Mais on ne peut pas non plus s’en tenir à annoncer à l’avance la nécessité de ce soutien. Après tout, les masses n’ont pas une propension spontanée à descendre dans la rue et il faut tenir compte de la dialectique particulière de mobilisation sociale. Elles ne sont pas prêtes à se battre pour des mesures à venir ou dont elles ne perçoivent pas l’effet immédiat. D’où la nécessité de mesures d’urgence, prises dans les premières semaines d’exercice du pouvoir, qui changent concrètement la vie de la majorité. Dans la période d’affrontement qui est alors ouverte par la bourgeoisie, le point d’appui est le soutien à ces mesures déjà prises, et aux effets perceptibles. Il s’agit donc de la construction rapide d’une nouvelle légitimité sociale, fondée sur la satisfaction des besoins sociaux les plus urgents, et qu’il faut défendre contre les opérations de résistance et de sabotage des possédants. Les mesures prises doivent être conçues pour isoler cette couche sociale étroite.

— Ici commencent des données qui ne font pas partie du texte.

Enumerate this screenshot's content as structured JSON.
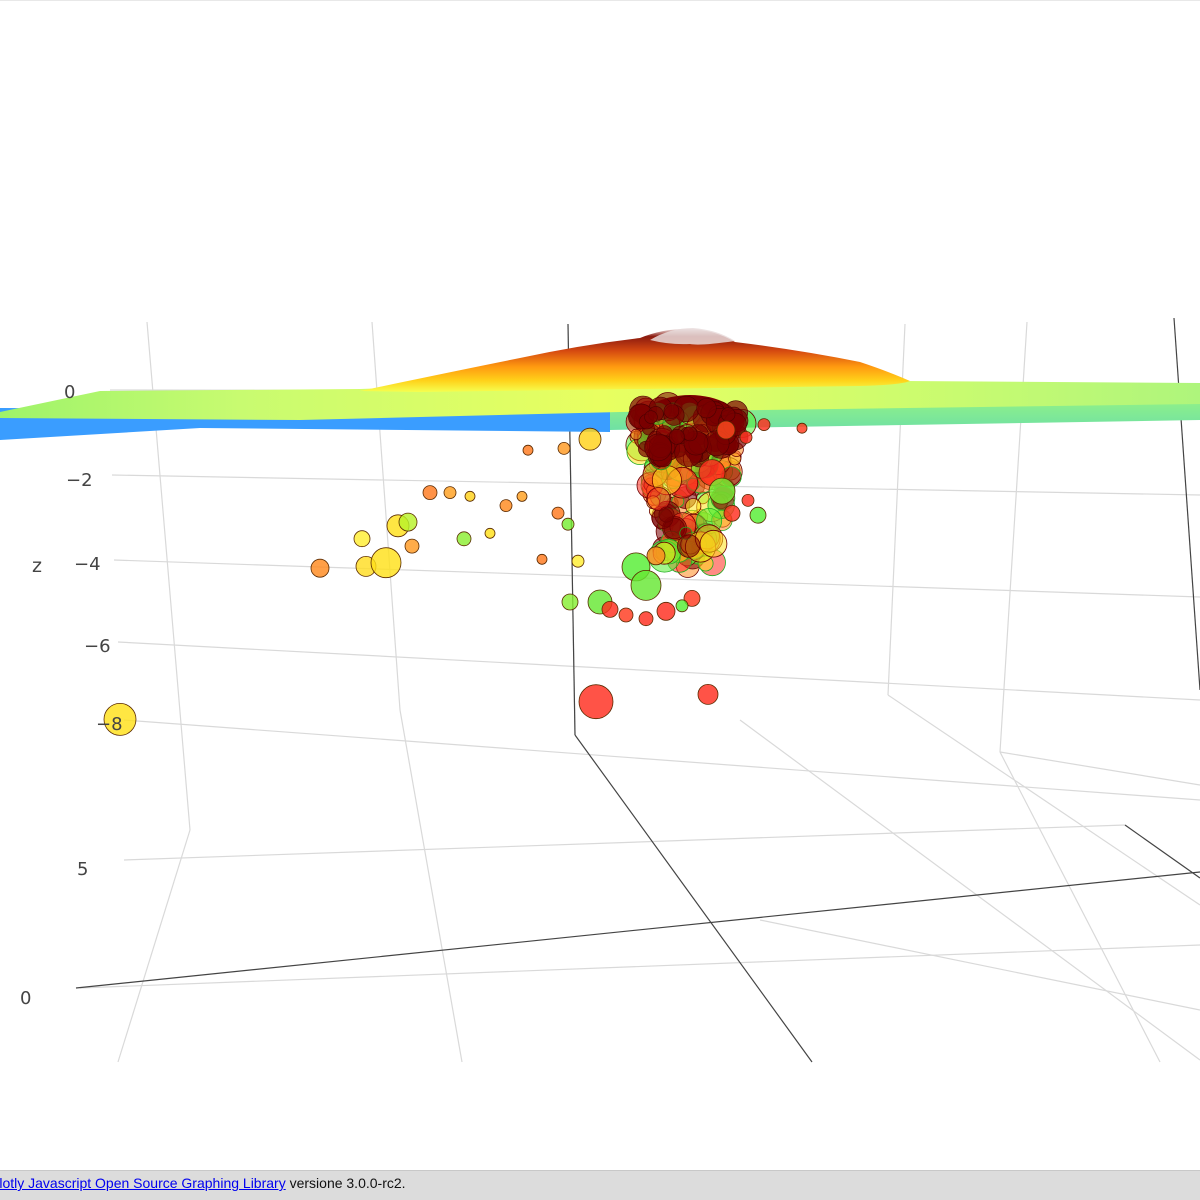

Cette perspective de rupture radicale synthétise les enseignements des luttes sociales et des expériences gouvernementales avortées des dernières années. Il faut la faire fructifier, l’ancrer encore mieux, en évitant une double tentation : celle de le galvauder en prenant au sérieux le mimétisme des caméléons sociaux-libéraux, et celle de mettre le programme sous cellophane pour en préserver la pureté révolutionnaire. Un tel projet de transformation sociale doit devenir, dans les élections et les luttes, la référence et l’expression de celles et ceux qui veulent vraiment changer cette société, qui en a vraiment besoin. C’est autour d’une telle cohérence que doit se construire la gauche radicale face à un réformisme sans réforme qui ne réussit au mieux qu’à préparer le terrain aux « réformes » libérales.